The Investing in Children website provides free and independent information on the costs and benefits of competing investment options in children’s services. It is aimed at commissioners and policy makers and combines information about what works with economic data.
Investing in Children allows users to search over 100 interventions to find those that match their criteria. Interventions are listed for children and young people aged 0-22 and cover a range of outcome areas, including health, emotional well-being, education, behaviour and relationships.
Users of the website can search by outcome, age group and level of intervention. Information provided about each programme includes what it comprises, the target group, the outcomes affected, how much it costs, what benefits it is predicted to yield, who to contact about implementation, and where it currently operates in the UK.
The assessment of whether programmes work is based on standards of evidence that focus, respectively, on what the programme is, how it has been evaluated, what the evaluations show in terms of impact, and what we call ‘system readiness’ – whether the programme is ready for implementation in public service systems. Programmes that meet the standards according to Blueprints for Health Youth Development are badged as ‘Blueprints approved’.
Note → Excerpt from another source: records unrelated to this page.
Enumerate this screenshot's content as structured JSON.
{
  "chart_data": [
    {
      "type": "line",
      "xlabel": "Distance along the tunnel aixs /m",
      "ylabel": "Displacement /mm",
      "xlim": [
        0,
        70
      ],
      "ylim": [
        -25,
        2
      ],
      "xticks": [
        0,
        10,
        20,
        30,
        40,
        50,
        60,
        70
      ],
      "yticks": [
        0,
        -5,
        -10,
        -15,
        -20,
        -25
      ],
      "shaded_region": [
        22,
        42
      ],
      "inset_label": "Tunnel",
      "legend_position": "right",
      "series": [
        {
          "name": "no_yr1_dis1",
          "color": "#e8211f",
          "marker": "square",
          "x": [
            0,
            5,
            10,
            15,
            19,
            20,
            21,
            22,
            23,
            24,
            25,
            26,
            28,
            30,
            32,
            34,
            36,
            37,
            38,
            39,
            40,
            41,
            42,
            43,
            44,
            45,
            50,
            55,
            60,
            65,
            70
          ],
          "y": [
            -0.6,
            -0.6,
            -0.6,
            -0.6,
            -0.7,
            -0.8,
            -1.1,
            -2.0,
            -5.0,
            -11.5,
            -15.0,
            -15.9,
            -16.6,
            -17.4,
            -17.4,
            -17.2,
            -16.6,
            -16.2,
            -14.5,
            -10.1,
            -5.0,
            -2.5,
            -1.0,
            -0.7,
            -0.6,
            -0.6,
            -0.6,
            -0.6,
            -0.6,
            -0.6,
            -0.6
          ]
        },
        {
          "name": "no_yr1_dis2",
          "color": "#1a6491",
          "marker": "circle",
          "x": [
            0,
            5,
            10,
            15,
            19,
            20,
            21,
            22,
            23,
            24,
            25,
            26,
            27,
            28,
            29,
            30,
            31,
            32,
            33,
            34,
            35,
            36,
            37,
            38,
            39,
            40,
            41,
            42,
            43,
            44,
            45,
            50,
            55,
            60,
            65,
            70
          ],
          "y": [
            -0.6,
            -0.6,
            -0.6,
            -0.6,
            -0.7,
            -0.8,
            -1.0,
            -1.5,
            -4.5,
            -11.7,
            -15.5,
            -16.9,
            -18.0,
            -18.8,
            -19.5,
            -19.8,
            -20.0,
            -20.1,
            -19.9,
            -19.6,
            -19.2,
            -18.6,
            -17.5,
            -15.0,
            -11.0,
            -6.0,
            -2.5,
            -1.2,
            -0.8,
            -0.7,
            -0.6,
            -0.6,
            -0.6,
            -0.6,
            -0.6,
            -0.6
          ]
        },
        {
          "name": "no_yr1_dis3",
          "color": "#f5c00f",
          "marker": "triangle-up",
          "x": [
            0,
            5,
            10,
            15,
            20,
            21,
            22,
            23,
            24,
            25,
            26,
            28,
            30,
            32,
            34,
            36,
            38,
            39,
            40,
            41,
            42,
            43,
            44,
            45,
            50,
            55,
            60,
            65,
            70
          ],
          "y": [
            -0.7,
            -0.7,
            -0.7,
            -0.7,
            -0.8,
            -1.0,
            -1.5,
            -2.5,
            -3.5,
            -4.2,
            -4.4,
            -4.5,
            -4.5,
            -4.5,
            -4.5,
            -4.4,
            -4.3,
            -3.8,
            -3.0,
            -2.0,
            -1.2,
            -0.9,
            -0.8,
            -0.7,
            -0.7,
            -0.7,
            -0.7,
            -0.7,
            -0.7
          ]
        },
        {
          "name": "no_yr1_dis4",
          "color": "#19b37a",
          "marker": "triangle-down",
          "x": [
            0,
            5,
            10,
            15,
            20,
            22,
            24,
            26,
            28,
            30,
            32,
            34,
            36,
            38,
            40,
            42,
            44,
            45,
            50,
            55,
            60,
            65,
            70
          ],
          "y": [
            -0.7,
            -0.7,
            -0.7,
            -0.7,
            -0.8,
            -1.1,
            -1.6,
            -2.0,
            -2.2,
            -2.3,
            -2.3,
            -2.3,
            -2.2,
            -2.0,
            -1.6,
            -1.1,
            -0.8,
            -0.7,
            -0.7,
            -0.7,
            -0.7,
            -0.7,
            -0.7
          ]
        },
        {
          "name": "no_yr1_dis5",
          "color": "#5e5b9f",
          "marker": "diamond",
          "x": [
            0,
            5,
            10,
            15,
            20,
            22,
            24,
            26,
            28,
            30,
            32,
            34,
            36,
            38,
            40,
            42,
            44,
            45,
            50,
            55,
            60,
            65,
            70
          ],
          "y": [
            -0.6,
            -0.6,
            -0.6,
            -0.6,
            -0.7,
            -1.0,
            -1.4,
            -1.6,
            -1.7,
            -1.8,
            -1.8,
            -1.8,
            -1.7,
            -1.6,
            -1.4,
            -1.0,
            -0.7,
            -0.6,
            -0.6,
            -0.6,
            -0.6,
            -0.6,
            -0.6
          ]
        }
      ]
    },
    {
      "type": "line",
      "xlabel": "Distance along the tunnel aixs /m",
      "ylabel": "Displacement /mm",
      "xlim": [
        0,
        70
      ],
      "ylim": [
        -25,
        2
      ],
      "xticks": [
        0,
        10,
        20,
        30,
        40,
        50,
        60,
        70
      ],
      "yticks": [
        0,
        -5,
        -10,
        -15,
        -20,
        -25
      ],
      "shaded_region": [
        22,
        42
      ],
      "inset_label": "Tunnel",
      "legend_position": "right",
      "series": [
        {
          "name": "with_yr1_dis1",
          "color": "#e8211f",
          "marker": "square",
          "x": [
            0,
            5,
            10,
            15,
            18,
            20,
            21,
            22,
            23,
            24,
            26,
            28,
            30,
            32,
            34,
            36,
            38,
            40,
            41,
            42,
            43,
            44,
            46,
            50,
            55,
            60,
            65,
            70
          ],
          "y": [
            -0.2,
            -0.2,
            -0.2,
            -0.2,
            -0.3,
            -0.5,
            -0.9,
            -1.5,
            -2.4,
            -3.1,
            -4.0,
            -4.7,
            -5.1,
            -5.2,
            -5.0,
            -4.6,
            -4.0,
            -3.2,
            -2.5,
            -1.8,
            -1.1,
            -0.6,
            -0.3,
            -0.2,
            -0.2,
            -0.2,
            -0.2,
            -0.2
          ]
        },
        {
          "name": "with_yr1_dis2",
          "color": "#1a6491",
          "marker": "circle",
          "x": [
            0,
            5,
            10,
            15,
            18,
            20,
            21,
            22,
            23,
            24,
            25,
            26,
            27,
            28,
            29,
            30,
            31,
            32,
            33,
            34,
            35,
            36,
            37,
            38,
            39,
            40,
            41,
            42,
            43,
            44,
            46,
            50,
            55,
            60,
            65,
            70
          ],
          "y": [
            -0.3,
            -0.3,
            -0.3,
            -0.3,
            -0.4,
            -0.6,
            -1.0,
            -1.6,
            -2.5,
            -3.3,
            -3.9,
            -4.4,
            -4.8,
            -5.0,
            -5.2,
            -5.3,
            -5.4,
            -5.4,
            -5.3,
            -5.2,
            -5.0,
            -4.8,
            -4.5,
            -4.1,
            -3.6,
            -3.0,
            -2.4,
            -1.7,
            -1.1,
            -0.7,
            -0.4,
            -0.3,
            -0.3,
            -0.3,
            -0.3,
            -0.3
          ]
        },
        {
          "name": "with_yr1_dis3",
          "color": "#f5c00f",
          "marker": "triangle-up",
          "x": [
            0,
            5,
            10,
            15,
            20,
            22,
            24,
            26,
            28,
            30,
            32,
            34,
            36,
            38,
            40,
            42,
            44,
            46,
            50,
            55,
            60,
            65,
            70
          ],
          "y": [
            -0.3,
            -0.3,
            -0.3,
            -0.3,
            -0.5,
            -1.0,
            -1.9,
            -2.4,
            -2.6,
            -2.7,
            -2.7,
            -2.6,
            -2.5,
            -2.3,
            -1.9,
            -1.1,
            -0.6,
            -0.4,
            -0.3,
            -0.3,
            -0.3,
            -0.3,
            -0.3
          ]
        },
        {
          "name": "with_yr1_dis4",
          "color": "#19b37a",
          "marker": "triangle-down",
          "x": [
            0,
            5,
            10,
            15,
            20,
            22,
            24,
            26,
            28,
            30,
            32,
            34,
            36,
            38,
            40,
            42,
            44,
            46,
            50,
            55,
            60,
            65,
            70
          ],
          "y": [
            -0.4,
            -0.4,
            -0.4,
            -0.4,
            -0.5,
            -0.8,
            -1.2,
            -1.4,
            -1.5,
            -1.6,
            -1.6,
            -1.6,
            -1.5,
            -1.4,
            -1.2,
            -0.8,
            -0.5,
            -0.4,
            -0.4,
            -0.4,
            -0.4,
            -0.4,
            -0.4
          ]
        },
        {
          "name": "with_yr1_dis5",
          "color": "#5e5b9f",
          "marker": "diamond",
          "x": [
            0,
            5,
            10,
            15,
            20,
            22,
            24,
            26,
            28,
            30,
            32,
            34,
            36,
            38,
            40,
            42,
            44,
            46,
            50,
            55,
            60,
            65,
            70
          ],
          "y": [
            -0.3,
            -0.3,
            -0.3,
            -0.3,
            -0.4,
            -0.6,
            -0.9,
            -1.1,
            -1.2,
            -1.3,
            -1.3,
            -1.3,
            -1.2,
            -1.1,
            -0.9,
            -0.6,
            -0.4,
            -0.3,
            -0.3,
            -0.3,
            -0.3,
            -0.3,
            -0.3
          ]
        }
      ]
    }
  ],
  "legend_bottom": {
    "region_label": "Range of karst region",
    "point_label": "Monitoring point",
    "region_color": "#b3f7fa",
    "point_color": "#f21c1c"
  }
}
The cost-benefit information comes from work done by the Social Research Unit at Dartington to adapt the cost-benefit model developed by the Washington State Institute for Public Policy (WSIPP) in the US to the UK context (primarily England and Wales). The model takes an approach to cost-benefit analysis that is consistent across policy areas, cautious in its estimates and relevant to the real world of public and private sector investments in child health and development.